Вот, например, знаешь ли ты, какая разница между сердцем и душой? Когда мы обратим наш внутренний взгляд на свое сердце, мы увидим его таким, какое оно в данный момент. Когда же посмотрим в нашу душу, она окажется такой, какой была много тысяч лет назад, а не такой, какая она сейчас, потому что именно столько нужно нашему взгляду, чтобы добраться до души и рассмотреть ее, – другими словами, столько времени требуется для того, чтобы свет души достиг нашего внутреннего взора и осветил его. Иногда таким образом мы видим душу, которой давно нет. Раз такое дело с душой, то что же говорить о смерти.
Смерть человека длится столько же лет, сколько и его жизнь, а может быть, и гораздо дольше, потому что смерть – это сложное хозяйство, работа и усилие, более трудное и длительное, чем человеческая жизнь… Твоя смерть может жить вдвое дольше, чем ты…
Но тут, в решающем месте, поток мыслей старика резко оборвался, как только иссяк другой поток, и из него по-прежнему продолжали вытекать одни только бессмыслицы.
А Леандр действительно выздоровел.
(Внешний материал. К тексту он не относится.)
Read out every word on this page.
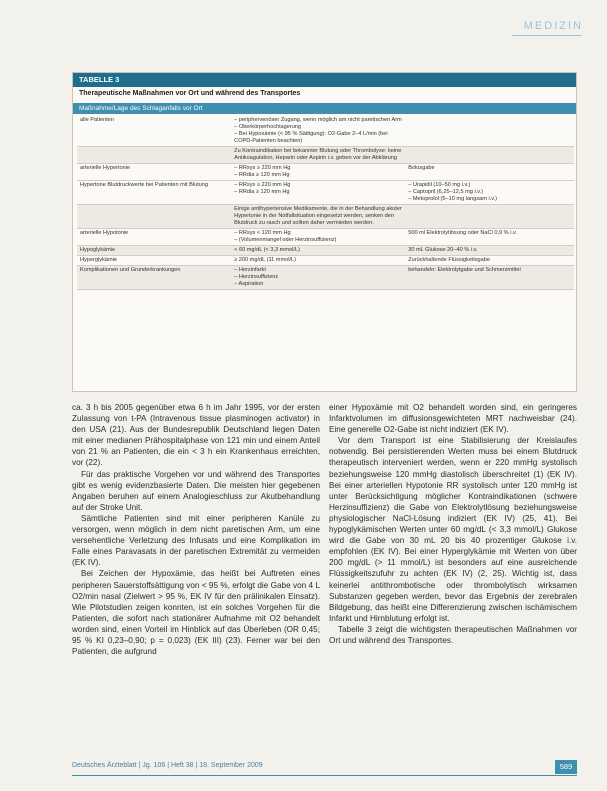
MEDIZIN
TABELLE 3
Therapeutische Maßnahmen vor Ort und während des Transportes
Maßnahme/Lage des Schlaganfalls vor Ort
alle Patienten	– periphervenöser Zugang, wenn möglich am nicht paretischen Arm
– Oberkörperhochlagerung
– Bei Hypoxämie (< 95 % Sättigung): O2-Gabe 2–4 L/min (bei COPD-Patienten beachten)	

	Zu Kontraindikation bei bekannter Blutung oder Thrombolyse: keine Antikoagulation, Heparin oder Aspirin i.v. geben vor der Abklärung	

arterielle Hypertonie	– RRsys ≥ 220 mm Hg
– RRdia ≥ 120 mm Hg	Bolusgabe

Hypertone Blutdruckwerte bei Patienten mit Blutung	– RRsys ≥ 220 mm Hg
– RRdia ≥ 120 mm Hg	– Urapidil (10–50 mg i.v.)
– Captopril (6,25–12,5 mg i.v.)
– Metoprolol (5–10 mg langsam i.v.)

	Einige antihypertensive Medikamente, die in der Behandlung akuter Hypertonie in der Notfallsituation eingesetzt werden, senken den Blutdruck zu rasch und sollten daher vermieden werden.	

arterielle Hypotonie	– RRsys < 120 mm Hg
– (Volumenmangel oder Herzinsuffizienz)	500 ml Elektrolytlösung oder NaCl 0,9 % i.v.

Hypoglykämie	< 60 mg/dL (< 3,3 mmol/L)	30 mL Glukose 20–40 % i.v.

Hyperglykämie	≥ 200 mg/dL (11 mmol/L)	Zurückhaltende Flüssigkeitsgabe

Komplikationen und Grunderkrankungen	– Herzinfarkt
– Herzinsuffizienz
– Aspiration	behandeln: Elektrolytgabe und Schmerzmittel

ca. 3 h bis 2005 gegenüber etwa 6 h im Jahr 1995, vor der ersten Zulassung von t-PA (Intravenous tissue plasminogen activator) in den USA (21). Aus der Bundesrepublik Deutschland liegen Daten mit einer medianen Prähospitalphase von 121 min und einem Anteil von 21 % an Patienten, die ein < 3 h ein Krankenhaus erreichten, vor (22).

Für das praktische Vorgehen vor und während des Transportes gibt es wenig evidenzbasierte Daten. Die meisten hier gegebenen Angaben beruhen auf einem Analogieschluss zur Akutbehandlung auf der Stroke Unit.

Sämtliche Patienten sind mit einer peripheren Kanüle zu versorgen, wenn möglich in dem nicht paretischen Arm, um eine versehentliche Verletzung des Infusats und eine Komplikation im Falle eines Paravasats in der paretischen Extremität zu vermeiden (EK IV).

Bei Zeichen der Hypoxämie, das heißt bei Auftreten eines peripheren Sauerstoffsättigung von < 95 %, erfolgt die Gabe von 4 L O2/min nasal (Zielwert > 95 %, EK IV für den prälinikalen Einsatz). Wie Pilotstudien zeigen konnten, ist ein solches Vorgehen für die Patienten, die sofort nach stationärer Aufnahme mit O2 behandelt worden sind, einen Vorteil im Hinblick auf das Überleben (OR 0,45; 95 % KI 0,23–0,90; p = 0,023) (EK III) (23). Ferner war bei den Patienten, die aufgrund

einer Hypoxämie mit O2 behandelt worden sind, ein geringeres Infarktvolumen im diffusionsgewichteten MRT nachweisbar (24). Eine generelle O2-Gabe ist nicht indiziert (EK IV).

Vor dem Transport ist eine Stabilisierung der Kreislaufes notwendig. Bei persistierenden Werten muss bei einem Blutdruck therapeutisch interveniert werden, wenn er 220 mmHg systolisch beziehungsweise 120 mmHg diastolisch überschreitet (1) (EK IV). Bei einer arteriellen Hypotonie RR systolisch unter 120 mmHg ist unter Berücksichtigung möglicher Kontraindikationen (schwere Herzinsuffizienz) die Gabe von Elektrolytlösung beziehungsweise physiologischer NaCl-Lösung indiziert (EK IV) (25, 41). Bei hypoglykämischen Werten unter 60 mg/dL (< 3,3 mmol/L) Glukose wird die Gabe von 30 mL 20 bis 40 prozentiger Glukose i.v. empfohlen (EK IV). Bei einer Hyperglykämie mit Werten von über 200 mg/dL (> 11 mmol/L) ist besonders auf eine ausreichende Flüssigkeitszufuhr zu achten (EK IV) (2, 25). Wichtig ist, dass keinerlei antithrombotische oder thrombolytisch wirksamen Substanzen gegeben werden, bevor das Ergebnis der zerebralen Bildgebung, das heißt eine Differenzierung zwischen ischämischem Infarkt und Hirnblutung erfolgt ist.

Tabelle 3 zeigt die wichtigsten therapeutischen Maßnahmen vor Ort und während des Transportes.

Deutsches Ärzteblatt | Jg. 106 | Heft 38 | 18. September 2009	589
Вдруг среди ночи у него открылся нос, и после долгих недель он опять ощутил удивившие его запахи собственного тела, чужие и резкие, которые как будто ударяли его по голове. Он почувствовал, что за все это время через него прошло множество снов, которые он не запомнил, но обнаружил это так же, как по виду берегов Савы можно было догадаться, что ночью здесь прошумела большая вода, хотя во тьме никто не видел и не считал волн. Вместе с первыми бабочками Леандр вышел на луг, который был каким-то накренившимся, и ему показалось, что вода в реке поднялась так высоко, что стала гораздо выше берегов, и что он сам просто каким-то чудом удержался на своем холме. Вот так, с пьяными ушами, но трезвым взглядом, продолжил он работу на башне.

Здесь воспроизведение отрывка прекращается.